Labro a eu l’impression d’être revenu du cap Horn

            Une fois qu’il a pris conscience de ce qu’il avait vécu, Labro a eu l’impression d’être revenu du cap Horn, dont le passage avec ses rugissants et ses vagues ressemble, pour un marin, à l’enfer. Un ami navigateur prénommé Olivier, vraisemblablement Olivier de Kersauson, lui fait partager son expérience du cap Horn : « Tu sais lorsque tu pars, tu n’es pas sûr de revenir. Tu es tout seul. Personne ne peut venir t’aider. Tu es seul au monde. Tu es le premier homme. »

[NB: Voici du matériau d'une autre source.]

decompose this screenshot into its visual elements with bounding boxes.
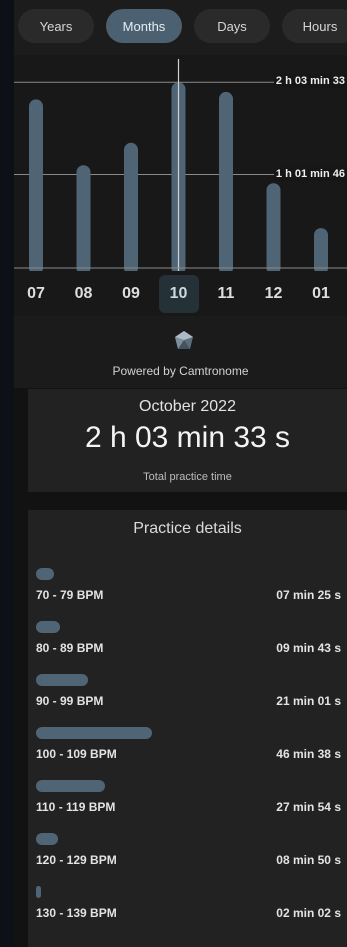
bpm-row: 80 - 89 BPM 09 min 43 s (28, 621, 347, 661)
bpm-range: 90 - 99 BPM (36, 694, 104, 708)
chart-bar-08[interactable] (76, 165, 91, 271)
bpm-row: 90 - 99 BPM 21 min 01 s (28, 674, 347, 714)
month-tick-01[interactable]: 01 (301, 271, 341, 316)
bpm-duration: 07 min 25 s (276, 588, 341, 602)
summary-card: October 2022 2 h 03 min 33 s Total pract… (28, 389, 347, 492)
bpm-row: 130 - 139 BPM 02 min 02 s (28, 886, 347, 926)
chart-bar-01[interactable] (314, 228, 328, 271)
period-tabs: Years Months Days Hours (14, 0, 347, 55)
app-screen: Years Months Days Hours 2 h 03 min 33 1 … (14, 0, 347, 947)
month-tick-11[interactable]: 11 (206, 271, 246, 316)
summary-month: October 2022 (139, 398, 236, 415)
bpm-range: 130 - 139 BPM (36, 906, 117, 920)
total-caption: Total practice time (143, 471, 232, 483)
reference-label-max: 2 h 03 min 33 (273, 74, 347, 89)
total-practice-time: 2 h 03 min 33 s (84, 421, 291, 454)
bpm-duration-bar (36, 727, 152, 739)
bpm-range: 80 - 89 BPM (36, 641, 104, 655)
bpm-duration: 02 min 02 s (276, 906, 341, 920)
bpm-range: 110 - 119 BPM (36, 800, 116, 814)
bpm-row: 110 - 119 BPM 27 min 54 s (28, 780, 347, 820)
tab-hours[interactable]: Hours (282, 9, 347, 43)
bpm-duration: 46 min 38 s (276, 747, 341, 761)
bpm-duration-bar (36, 780, 105, 792)
bpm-duration: 08 min 50 s (276, 853, 341, 867)
practice-details-card: Practice details 70 - 79 BPM 07 min 25 s 8… (28, 510, 347, 947)
chart-bar-12[interactable] (266, 183, 281, 271)
chart-bar-11[interactable] (219, 91, 233, 271)
monthly-practice-chart[interactable]: 2 h 03 min 33 1 h 01 min 46 (14, 55, 347, 271)
bpm-row: 70 - 79 BPM 07 min 25 s (28, 568, 347, 608)
bpm-duration: 27 min 54 s (276, 800, 341, 814)
tab-days[interactable]: Days (194, 9, 270, 43)
bpm-duration: 21 min 01 s (276, 694, 341, 708)
month-tick-10[interactable]: 10 (158, 275, 199, 313)
bpm-duration-bar (36, 621, 60, 633)
bpm-range: 70 - 79 BPM (36, 588, 104, 602)
bpm-row: 120 - 129 BPM 08 min 50 s (28, 833, 347, 873)
bpm-duration-bar (36, 833, 58, 845)
month-tick-08[interactable]: 08 (64, 271, 104, 316)
bpm-range: 100 - 109 BPM (36, 747, 117, 761)
branding-section: Powered by Camtronome (14, 316, 347, 388)
month-tick-07[interactable]: 07 (16, 271, 56, 316)
month-tick-12[interactable]: 12 (254, 271, 294, 316)
bpm-duration-bar (36, 674, 88, 686)
month-axis: 07 08 09 10 11 12 01 (14, 271, 347, 316)
chart-bar-07[interactable] (29, 99, 43, 271)
bpm-duration-bar (36, 886, 41, 898)
powered-by-text: Powered by Camtronome (112, 364, 249, 378)
chart-bar-09[interactable] (124, 142, 138, 271)
tab-years[interactable]: Years (18, 9, 94, 43)
tab-months[interactable]: Months (106, 9, 182, 43)
reference-label-average: 1 h 01 min 46 (273, 166, 347, 181)
month-tick-09[interactable]: 09 (111, 271, 151, 316)
bpm-duration-bar (36, 568, 54, 580)
bpm-range: 120 - 129 BPM (36, 853, 117, 867)
practice-details-title: Practice details (133, 520, 242, 537)
gem-icon (175, 331, 193, 349)
bpm-row: 100 - 109 BPM 46 min 38 s (28, 727, 347, 767)
bpm-duration: 09 min 43 s (276, 641, 341, 655)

            Après lecture de son récit de mort imminente, on peut adresser bien des objections à Philippe Labro : il n’y a pas besoin de vivre une NDE pour voir les morts de sa vie, on peut les voir en simple rêve ; jusqu’à la fin de la vie certains neurones continuent de fonctionner et permettent au cerveau de produire des images ; les visions qu’il a eues peuvent être de simples hallucinations provoquées par les médicaments que le personnel médical lui a administrés… Labro ne nie pas certains de ces arguments et concède : « Sous l’effet des calmants, je sais que j’ai été sujet à des séquences d’hallucinations. » Mais il ajoute aussitôt à l’adresse de lui-même : « Ne recherchez pas l’explication de votre rencontre avec la mort dans le simple énoncé des produits, médicaments, hypnotiques ou morphiniques. Ce serait trop facile, trop "raisonnable". » Par ailleurs, en dépit de l’expérience qu’il a vécue et alors qu’il se réfère à Balzac, Labro ne semble pas faire de distinction entre le cerveau et l’esprit, ce qui est assez étonnant.

            Sorti vivant de cette grande traversée, Labro prend du recul et en tire la leçon qu’une nouvelle vie commence pour lui : « Tu viens de recevoir une seconde chance d’être un peu mieux que ce que tu as été. »

 

La Traversée, de Philippe Labro, 1996, collection Folio.